2.To approve the Company’s capital decrease, pursuant to article 173 of the Brazilian Corporate Law, by Seven Billion, One Hundred and Thirty-Three Million, Four Hundred and Four Thousand, Three Hundred and Seventy-Two Brazilian Reais and Seventy-One cents (R$7,133,404,372.71), keeping the number of shares unchanged, through the delivery of common stocks issued by Almacenes Exito S. A. (“Exito”), owned by the Company to its stockholders, in proportion to the number of respective equity interests held in the Company’s capital stock, and the consequent amendment of article 4 of the Company’s By-laws.

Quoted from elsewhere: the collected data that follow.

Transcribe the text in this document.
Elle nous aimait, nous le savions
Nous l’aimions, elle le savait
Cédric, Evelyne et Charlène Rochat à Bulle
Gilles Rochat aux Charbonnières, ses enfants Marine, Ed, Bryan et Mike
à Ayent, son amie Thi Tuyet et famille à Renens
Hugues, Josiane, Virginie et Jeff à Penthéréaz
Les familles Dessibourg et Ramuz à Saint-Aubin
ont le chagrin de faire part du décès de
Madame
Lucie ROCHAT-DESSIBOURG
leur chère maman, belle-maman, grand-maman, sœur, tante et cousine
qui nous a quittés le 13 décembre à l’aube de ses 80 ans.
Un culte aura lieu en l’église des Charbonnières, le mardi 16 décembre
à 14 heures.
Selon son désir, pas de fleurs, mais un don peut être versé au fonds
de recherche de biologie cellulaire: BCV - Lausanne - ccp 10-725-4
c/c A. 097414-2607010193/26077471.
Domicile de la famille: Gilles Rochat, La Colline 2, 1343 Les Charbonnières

3.To approve the amendment to article 8 of the By-laws so as to provide that the Company’s General Meetings will be convened and presided over by any member of the Board of Directors or the Company’s Management Board, or, further, by employees of the Company who hold positions as officers, even if not set out in By-laws, who will choose, among those members present, someone to serve as secretary.
4.To approve the amendment to article 8, item “x”, of the By-laws to replace members of the Board of Directors and the Management Board by management and include the power to set the remuneration of the Supervisory Board, if convened.
5.To approve the amendment to article 13, third paragraph, of the By-laws to provide that the replacement of the positions of Co-Vice-Chairman of the Company’s Board of Directors will be decided by the Board of Directors.
6.To approve the amendment to article 28, second paragraph, of the By-laws so as to provide that the representation of the Company in acts implying the acquisition, encumbrance, or disposal of assets, including real estate, may be performed by any two officers or by an officer and one attorney-in-fact, not restricted to the Chief Executive Officer.
7.To approve the amendment to article 32, fourth paragraph, of the By-laws in order to clarify that the Board of Directors, ad referendum of the General Meeting, may approve payments of interest on equity.
8.To approve the amendment to article 33 of the By-laws in order to exclude the term for payment of dividends and/or interest on equity, and such term will be resolved by the competent corporate body when such distribution is approved.
9.To approve the consolidation of the Company’s By-laws to reflect the amendments proposed above.
10.Reallocation of the amount of two hundred and thirty-four million, eight hundred and fifty-nine thousand, two hundred and thirty-nine Brazilian reais and fifty-four cents (R$ 234,859,239.54), arising from tax incentives granted to the Company in the years 2017 to 2021, initially allocated to the Expansion Reserve provided for in the Company's Bylaws, to the Tax Incentives Reserve, provided for in article 195-A of Brazilian Corporate Law.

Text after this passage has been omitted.